Mając na względzie powyższe, w ocenie Sądu Apelacyjnego, ograniczenia i dolegliwości, które musiał powód znosić w szczególności w czasie odbywania kary w Zakładzie Karnym w W., nie przekraczały koniecznego rozmiaru wynikającego z zadań ochronnych i celu zastosowanego środka oraz nie przewyższały ciężaru nieuniknionego cierpienia, nieodłącznie związanego z samym faktem uwięzienia. W świetle powszechnie przyjętych kryteriów i poglądów akceptowanych przez społeczeństwo, nie narusza godności skazanego pobyt przez kilka miesięcy w celi zagrzybionej, wymagającej remontu i nie odpowiadającej standardom estetycznym i użytkowym, jeżeli nie trwa zbyt długo i jest wynikiem ogólnej trudnej sytuacji materialnej zakładów karnych, dotykającej większości osób odbywających karą pozbawienia wolności i nie jest nakierowanej na poniżenie skazanych. Jak bowiem stwierdził Sąd Najwyższy o naruszenie dobra osobistego w postaci godności osadzonego w zakładzie karnym nie można mówić w przypadku pewnych uciążliwości lub niedogodności związanych z samym pobytem w takim zakładzie, polegających np. na niższym od oczekiwanego standardzie celi czy urządzeń sanitarnych, bowiem dla wielu ludzi nie odbywających kary warunki mieszkaniowe bywają często równie trudne. Godność skazanego przebywającego w zakładzie karnym nie jest naruszona, jeżeli odpowiada uznanym normom poszanowania człowieczeństwa ( por. wyrok Sądu Najwyższego z 20 grudnia 2010 r., IV CSK 449/10).

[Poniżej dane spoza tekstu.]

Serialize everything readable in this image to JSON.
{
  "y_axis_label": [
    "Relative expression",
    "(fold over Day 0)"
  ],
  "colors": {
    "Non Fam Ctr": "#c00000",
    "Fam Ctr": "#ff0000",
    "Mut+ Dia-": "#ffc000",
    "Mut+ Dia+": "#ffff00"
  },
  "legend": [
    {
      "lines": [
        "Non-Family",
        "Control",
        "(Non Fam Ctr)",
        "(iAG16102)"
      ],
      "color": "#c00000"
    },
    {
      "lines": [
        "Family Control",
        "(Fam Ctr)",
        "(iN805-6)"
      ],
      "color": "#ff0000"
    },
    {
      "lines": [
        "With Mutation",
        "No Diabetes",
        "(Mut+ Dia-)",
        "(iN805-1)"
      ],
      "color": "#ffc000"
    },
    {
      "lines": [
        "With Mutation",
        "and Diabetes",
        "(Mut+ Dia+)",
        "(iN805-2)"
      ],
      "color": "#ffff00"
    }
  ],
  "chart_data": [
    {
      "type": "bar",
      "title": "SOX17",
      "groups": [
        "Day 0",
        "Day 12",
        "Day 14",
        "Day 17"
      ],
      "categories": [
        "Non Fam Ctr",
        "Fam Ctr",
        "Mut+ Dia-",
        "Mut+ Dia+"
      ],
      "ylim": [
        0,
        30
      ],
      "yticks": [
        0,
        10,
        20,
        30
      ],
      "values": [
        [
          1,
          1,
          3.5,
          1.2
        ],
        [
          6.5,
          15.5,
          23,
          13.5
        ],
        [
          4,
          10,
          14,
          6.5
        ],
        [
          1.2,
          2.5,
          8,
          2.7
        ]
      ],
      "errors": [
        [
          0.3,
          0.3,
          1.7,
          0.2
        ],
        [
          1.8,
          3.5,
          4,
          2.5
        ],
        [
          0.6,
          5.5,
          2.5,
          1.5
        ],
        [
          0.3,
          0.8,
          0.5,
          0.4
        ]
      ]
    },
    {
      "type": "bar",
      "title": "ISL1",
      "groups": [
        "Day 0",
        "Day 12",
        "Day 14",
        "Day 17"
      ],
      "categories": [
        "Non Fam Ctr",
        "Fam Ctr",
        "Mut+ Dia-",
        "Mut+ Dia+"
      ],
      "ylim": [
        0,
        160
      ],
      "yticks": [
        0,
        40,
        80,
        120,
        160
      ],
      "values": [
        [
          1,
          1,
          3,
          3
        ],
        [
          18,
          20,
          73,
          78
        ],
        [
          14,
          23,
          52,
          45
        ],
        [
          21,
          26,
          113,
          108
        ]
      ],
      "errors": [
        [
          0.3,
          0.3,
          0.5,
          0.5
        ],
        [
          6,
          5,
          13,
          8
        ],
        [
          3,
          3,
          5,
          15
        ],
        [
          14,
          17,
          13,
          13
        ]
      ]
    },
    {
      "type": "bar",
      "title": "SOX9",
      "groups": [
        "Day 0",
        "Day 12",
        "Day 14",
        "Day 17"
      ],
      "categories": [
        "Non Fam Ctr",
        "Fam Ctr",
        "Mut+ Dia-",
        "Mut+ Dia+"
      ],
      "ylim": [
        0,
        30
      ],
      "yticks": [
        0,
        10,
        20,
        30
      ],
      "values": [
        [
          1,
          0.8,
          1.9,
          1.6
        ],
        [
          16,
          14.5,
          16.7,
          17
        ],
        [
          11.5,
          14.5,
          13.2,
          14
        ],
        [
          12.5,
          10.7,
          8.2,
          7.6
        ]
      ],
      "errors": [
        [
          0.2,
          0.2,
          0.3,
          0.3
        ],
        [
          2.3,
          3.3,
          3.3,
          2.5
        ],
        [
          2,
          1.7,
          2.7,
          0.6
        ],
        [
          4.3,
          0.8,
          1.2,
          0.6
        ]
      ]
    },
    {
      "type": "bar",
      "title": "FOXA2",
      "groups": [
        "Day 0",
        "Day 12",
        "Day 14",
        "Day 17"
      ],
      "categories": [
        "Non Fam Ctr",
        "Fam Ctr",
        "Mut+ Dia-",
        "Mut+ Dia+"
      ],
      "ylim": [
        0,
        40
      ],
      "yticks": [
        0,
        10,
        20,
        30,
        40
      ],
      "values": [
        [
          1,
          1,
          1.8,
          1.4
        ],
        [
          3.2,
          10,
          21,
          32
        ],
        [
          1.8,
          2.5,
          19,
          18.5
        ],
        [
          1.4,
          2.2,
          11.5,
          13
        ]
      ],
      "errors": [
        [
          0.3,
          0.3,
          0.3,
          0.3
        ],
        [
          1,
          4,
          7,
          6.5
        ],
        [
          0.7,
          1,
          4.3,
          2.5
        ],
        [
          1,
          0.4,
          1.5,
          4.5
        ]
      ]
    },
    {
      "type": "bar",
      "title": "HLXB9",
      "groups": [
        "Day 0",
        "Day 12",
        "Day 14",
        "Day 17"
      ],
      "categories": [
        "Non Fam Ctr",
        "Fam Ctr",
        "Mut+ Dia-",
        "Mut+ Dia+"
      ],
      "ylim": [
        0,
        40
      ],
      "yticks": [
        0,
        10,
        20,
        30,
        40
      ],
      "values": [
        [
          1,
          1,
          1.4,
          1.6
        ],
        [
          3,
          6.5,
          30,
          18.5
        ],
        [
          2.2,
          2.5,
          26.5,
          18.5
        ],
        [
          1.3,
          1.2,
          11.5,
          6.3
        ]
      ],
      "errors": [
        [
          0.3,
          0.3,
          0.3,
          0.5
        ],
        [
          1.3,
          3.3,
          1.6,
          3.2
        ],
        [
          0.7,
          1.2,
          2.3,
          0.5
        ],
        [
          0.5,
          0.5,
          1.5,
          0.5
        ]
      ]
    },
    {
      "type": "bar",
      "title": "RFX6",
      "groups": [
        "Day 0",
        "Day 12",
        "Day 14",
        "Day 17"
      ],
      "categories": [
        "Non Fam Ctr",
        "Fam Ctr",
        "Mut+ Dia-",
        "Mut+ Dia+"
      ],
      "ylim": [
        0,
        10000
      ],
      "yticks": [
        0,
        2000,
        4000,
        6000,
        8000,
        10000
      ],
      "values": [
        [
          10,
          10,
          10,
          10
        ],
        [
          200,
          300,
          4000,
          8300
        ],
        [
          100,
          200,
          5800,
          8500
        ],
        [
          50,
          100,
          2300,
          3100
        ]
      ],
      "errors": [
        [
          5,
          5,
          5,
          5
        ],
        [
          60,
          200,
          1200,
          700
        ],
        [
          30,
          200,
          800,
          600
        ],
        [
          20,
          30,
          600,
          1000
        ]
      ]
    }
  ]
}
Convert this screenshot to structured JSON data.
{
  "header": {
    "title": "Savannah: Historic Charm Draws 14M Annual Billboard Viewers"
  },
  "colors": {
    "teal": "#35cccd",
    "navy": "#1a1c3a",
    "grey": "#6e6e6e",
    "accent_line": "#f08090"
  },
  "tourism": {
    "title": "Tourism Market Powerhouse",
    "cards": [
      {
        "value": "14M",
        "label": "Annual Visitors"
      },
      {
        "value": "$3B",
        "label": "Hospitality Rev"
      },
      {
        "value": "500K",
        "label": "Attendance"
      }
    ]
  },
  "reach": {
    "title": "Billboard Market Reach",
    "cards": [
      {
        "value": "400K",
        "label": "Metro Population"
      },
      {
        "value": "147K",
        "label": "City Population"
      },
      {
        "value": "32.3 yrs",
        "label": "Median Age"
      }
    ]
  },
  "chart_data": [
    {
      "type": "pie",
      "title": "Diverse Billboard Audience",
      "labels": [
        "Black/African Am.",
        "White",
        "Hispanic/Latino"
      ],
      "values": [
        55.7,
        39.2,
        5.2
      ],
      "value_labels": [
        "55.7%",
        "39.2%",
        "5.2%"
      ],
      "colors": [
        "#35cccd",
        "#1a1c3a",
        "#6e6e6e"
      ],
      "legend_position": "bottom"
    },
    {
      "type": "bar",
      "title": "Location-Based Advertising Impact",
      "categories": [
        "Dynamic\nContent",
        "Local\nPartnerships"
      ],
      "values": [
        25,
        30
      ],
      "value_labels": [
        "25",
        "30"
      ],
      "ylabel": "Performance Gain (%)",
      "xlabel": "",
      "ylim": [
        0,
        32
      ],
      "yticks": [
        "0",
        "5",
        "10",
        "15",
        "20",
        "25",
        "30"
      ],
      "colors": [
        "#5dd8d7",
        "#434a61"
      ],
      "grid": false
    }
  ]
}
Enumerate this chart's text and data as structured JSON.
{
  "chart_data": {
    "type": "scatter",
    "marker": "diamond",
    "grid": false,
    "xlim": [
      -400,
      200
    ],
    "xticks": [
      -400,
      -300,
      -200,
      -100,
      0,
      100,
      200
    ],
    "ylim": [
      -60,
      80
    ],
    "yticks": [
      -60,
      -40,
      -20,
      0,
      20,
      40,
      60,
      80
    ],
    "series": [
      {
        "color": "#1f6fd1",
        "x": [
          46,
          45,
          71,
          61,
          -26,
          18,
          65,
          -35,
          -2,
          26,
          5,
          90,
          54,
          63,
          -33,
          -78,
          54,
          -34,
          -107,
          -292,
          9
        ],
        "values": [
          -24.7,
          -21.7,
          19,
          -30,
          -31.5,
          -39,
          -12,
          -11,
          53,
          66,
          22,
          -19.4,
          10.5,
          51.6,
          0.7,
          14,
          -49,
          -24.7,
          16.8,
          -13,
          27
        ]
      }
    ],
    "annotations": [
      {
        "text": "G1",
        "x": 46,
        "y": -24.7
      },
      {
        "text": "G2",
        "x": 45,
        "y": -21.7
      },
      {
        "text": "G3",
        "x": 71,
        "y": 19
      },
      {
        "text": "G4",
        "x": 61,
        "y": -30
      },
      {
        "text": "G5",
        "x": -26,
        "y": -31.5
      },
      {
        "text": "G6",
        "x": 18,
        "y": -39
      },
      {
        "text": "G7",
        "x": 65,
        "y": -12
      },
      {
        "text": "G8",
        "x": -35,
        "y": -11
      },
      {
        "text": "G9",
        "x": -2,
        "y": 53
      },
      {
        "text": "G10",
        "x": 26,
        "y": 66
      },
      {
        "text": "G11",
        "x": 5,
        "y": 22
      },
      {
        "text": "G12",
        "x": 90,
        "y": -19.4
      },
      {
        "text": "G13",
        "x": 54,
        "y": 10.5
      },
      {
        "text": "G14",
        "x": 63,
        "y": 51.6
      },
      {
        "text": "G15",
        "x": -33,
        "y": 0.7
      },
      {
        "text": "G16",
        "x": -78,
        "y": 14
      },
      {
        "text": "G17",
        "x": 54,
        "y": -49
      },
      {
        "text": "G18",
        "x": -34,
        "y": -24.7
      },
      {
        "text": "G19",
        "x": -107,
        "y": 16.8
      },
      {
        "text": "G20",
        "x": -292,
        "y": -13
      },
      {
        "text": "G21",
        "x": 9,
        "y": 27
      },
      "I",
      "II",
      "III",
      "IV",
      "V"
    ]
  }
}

Ostatecznie zatem, mimo częściowo błędnej podstawy faktycznej, rozstrzygniecie Sądu pierwszej instancji odpowiada prawu. W ustalonych okolicznościach faktycznych nie można było bowiem uznać, że doszło do naruszenia godności powoda.

Uznając z powyższych względów apelację powoda za bezpodstawną, Sąd Apelacyjny na mocy art. 385 k.p.c. orzekł jak w sentencji. O kosztach postępowania apelacyjnego (kosztach zastępstwa procesowego pozwanego) orzeczono zgodnie z zasadą odpowiedzialności za wynik procesu wyrażoną w art. 98 § 1 i 3 k.p.c., a wysokość wynagrodzenia pełnomocnika ustalono na podstawie § 2 ust. 1 i 2, § 10 ust. 1 pkt 25 i § 12 ust. 1 pkt 2 rozporządzenia Ministra Sprawiedliwości z dnia 28 września 2002 r. w sprawie opłat za czynności radców prawnych oraz ponoszenia przez Skarb Państwa kosztów pomocy prawnej udzielonej przez radcę prawnego ustanowionego z urzędu ( Dz. U. 2013.490) oraz art. 11 ust. 3 ustawy z dnia 8 lipca 2005 r. o Prokuratorii Generalnej Skarbu Państwa ( Dz. U. 2013.1150).